Calculate Gibbs Free Energy Change

Perform the multiplication to find \( \Delta_{t} G^{\circ} \): \( \Delta_{t} G^{\circ} = -408752.8 \mathrm{~J/mol} \), which is often expressed in kilojoules, so \( \Delta_{t} G^{\circ} = -408.75 \mathrm{~kJ/mol} \).

Key concepts

Gibbs Free Energy

Gibbs Free Energy, commonly denoted as \( \Delta G \), is a thermodynamic quantity that represents the maximum reversible work that a thermodynamic system can perform. It is essential in predicting whether a process will occur spontaneously.
In the context of electrochemistry, Gibbs Free Energy change, \( \Delta_t G^{\circ} \), is related to the cell potential and the amount of charge transferred in the reaction.

• A negative \( \Delta G \) indicates a spontaneous reaction, meaning it can occur without outside intervention.
• A positive \( \Delta G \) means the reaction requires energy input to proceed.

The formula \( \Delta_t G^{\circ} = -nFE^{\circ} \) links Gibbs Free Energy with the standard cell potential \( E^{\circ} \), the number of moles of electrons \( n \), and Faraday's constant \( F \). Here, \( F \) is approximately \( 96485 \) Coulombs per mole. This relation shows that the energy change depends on both the cell potential and how many electrons are moving in the reaction.

Standard Cell Potential

The Standard Cell Potential, \( E^{\circ} \), provides insights into the driving force of an electrochemical reaction. It's essentially about the voltage or electromotive force of a cell when concentrations of all reactants and products are at standard conditions, typically \( 1 \) M concentrations, \( 1 \) atm pressure, and \( 25 \degree C \).

• It is measured in volts (V).
• An electrochemical cell with a positive \( E^{\circ} \) tends to drive the reaction spontaneously.
• Conversely, a negative \( E^{\circ} \) implies a non-spontaneous reaction needing external power to occur.

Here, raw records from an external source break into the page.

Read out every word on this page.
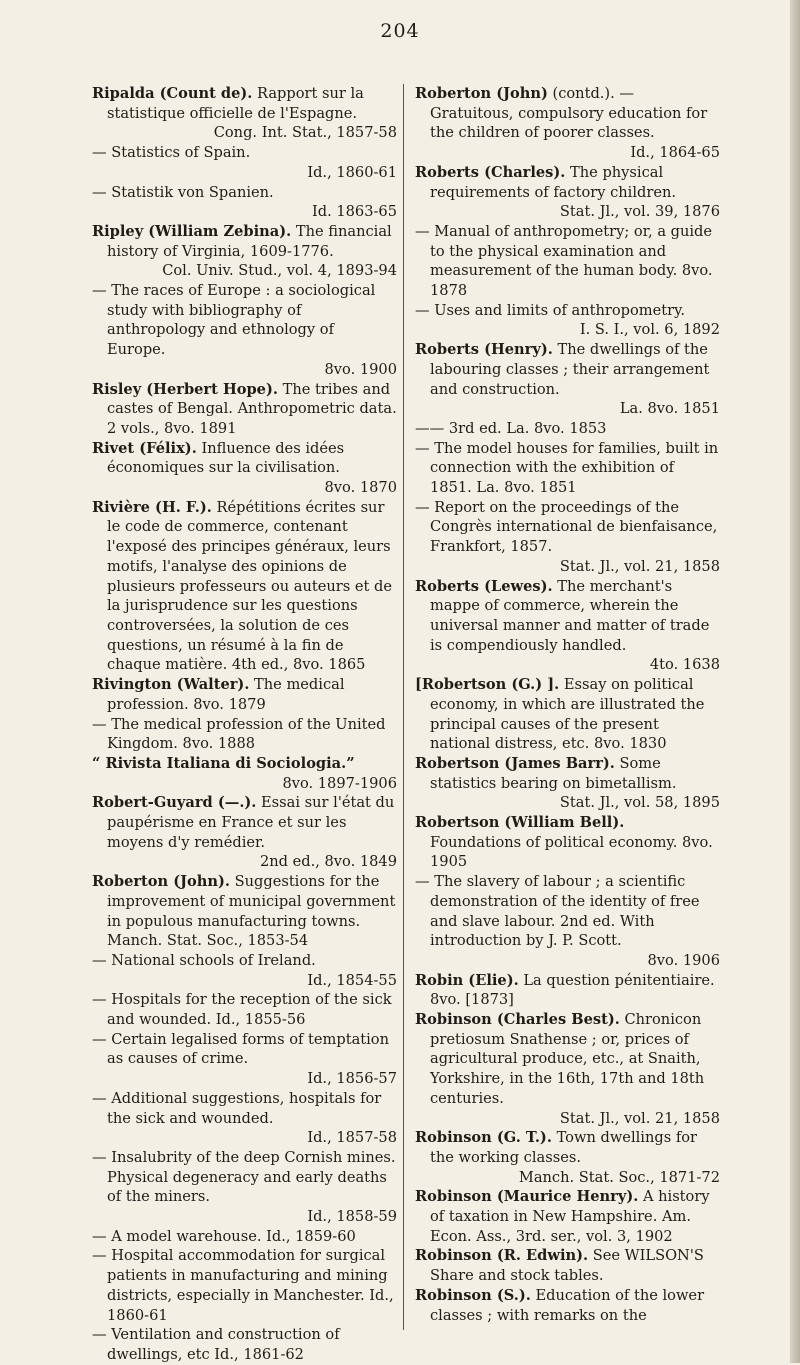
204

Ripalda (Count de). Rapport sur la statistique officielle de l'Espagne.

Cong. Int. Stat., 1857-58

— Statistics of Spain.

Id., 1860-61

— Statistik von Spanien.

Id. 1863-65

Ripley (William Zebina). The financial history of Virginia, 1609-1776.

Col. Univ. Stud., vol. 4, 1893-94

— The races of Europe : a sociological study with bibliography of anthropology and ethnology of Europe.

8vo. 1900

Risley (Herbert Hope). The tribes and castes of Bengal. Anthropometric data. 2 vols., 8vo. 1891

Rivet (Félix). Influence des idées économiques sur la civilisation.

8vo. 1870

Rivière (H. F.). Répétitions écrites sur le code de commerce, contenant l'exposé des principes généraux, leurs motifs, l'analyse des opinions de plusieurs professeurs ou auteurs et de la jurisprudence sur les questions controversées, la solution de ces questions, un résumé à la fin de chaque matière. 4th ed., 8vo. 1865

Rivington (Walter). The medical profession. 8vo. 1879

— The medical profession of the United Kingdom. 8vo. 1888

“ Rivista Italiana di Sociologia.”

8vo. 1897-1906

Robert-Guyard (—.). Essai sur l'état du paupérisme en France et sur les moyens d'y remédier.

2nd ed., 8vo. 1849

Roberton (John). Suggestions for the improvement of municipal government in populous manufacturing towns. Manch. Stat. Soc., 1853-54

— National schools of Ireland.

Id., 1854-55

— Hospitals for the reception of the sick and wounded. Id., 1855-56

— Certain legalised forms of temptation as causes of crime.

Id., 1856-57

— Additional suggestions, hospitals for the sick and wounded.

Id., 1857-58

— Insalubrity of the deep Cornish mines. Physical degeneracy and early deaths of the miners.

Id., 1858-59

— A model warehouse. Id., 1859-60

— Hospital accommodation for surgical patients in manufacturing and mining districts, especially in Manchester. Id., 1860-61

— Ventilation and construction of dwellings, etc Id., 1861-62

Roberton (John) (contd.). — Gratuitous, compulsory education for the children of poorer classes.

Id., 1864-65

Roberts (Charles). The physical requirements of factory children.

Stat. Jl., vol. 39, 1876

— Manual of anthropometry; or, a guide to the physical examination and measurement of the human body. 8vo. 1878

— Uses and limits of anthropometry.

I. S. I., vol. 6, 1892

Roberts (Henry). The dwellings of the labouring classes ; their arrangement and construction.

La. 8vo. 1851

—— 3rd ed. La. 8vo. 1853

— The model houses for families, built in connection with the exhibition of 1851. La. 8vo. 1851

— Report on the proceedings of the Congrès international de bienfaisance, Frankfort, 1857.

Stat. Jl., vol. 21, 1858

Roberts (Lewes). The merchant's mappe of commerce, wherein the universal manner and matter of trade is compendiously handled.

4to. 1638

[Robertson (G.) ]. Essay on political economy, in which are illustrated the principal causes of the present national distress, etc. 8vo. 1830

Robertson (James Barr). Some statistics bearing on bimetallism.

Stat. Jl., vol. 58, 1895

Robertson (William Bell). Foundations of political economy. 8vo. 1905

— The slavery of labour ; a scientific demonstration of the identity of free and slave labour. 2nd ed. With introduction by J. P. Scott.

8vo. 1906

Robin (Elie). La question pénitentiaire. 8vo. [1873]

Robinson (Charles Best). Chronicon pretiosum Snathense ; or, prices of agricultural produce, etc., at Snaith, Yorkshire, in the 16th, 17th and 18th centuries.

Stat. Jl., vol. 21, 1858

Robinson (G. T.). Town dwellings for the working classes.

Manch. Stat. Soc., 1871-72

Robinson (Maurice Henry). A history of taxation in New Hampshire. Am. Econ. Ass., 3rd. ser., vol. 3, 1902

Robinson (R. Edwin). See WILSON'S Share and stock tables.

Robinson (S.). Education of the lower classes ; with remarks on the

When calculating the standard cell potential for a reaction involving zinc and chlorine gas, as given \( 2.12 \) V, it tells us that the reaction is spontaneous and can proceed without energy input, at standard conditions. The larger the positive value, the more tendency the reaction has to occur.

Redox Reactions

Redox reactions are chemical processes in which there is a transfer of electrons between two species. The term 'redox' comes from "reduction-oxidation" reactions. It involves two half-reactions:

• Oxidation: Loss of electrons. In the example, \( \text{Zn} \rightarrow \text{Zn}^{2+} + 2e^- \), zinc is losing electrons.
• Reduction: Gain of electrons. The chlorine gas \( \text{Cl}_2 + 2e^- \rightarrow 2\text{Cl}^- \), is gaining those electrons.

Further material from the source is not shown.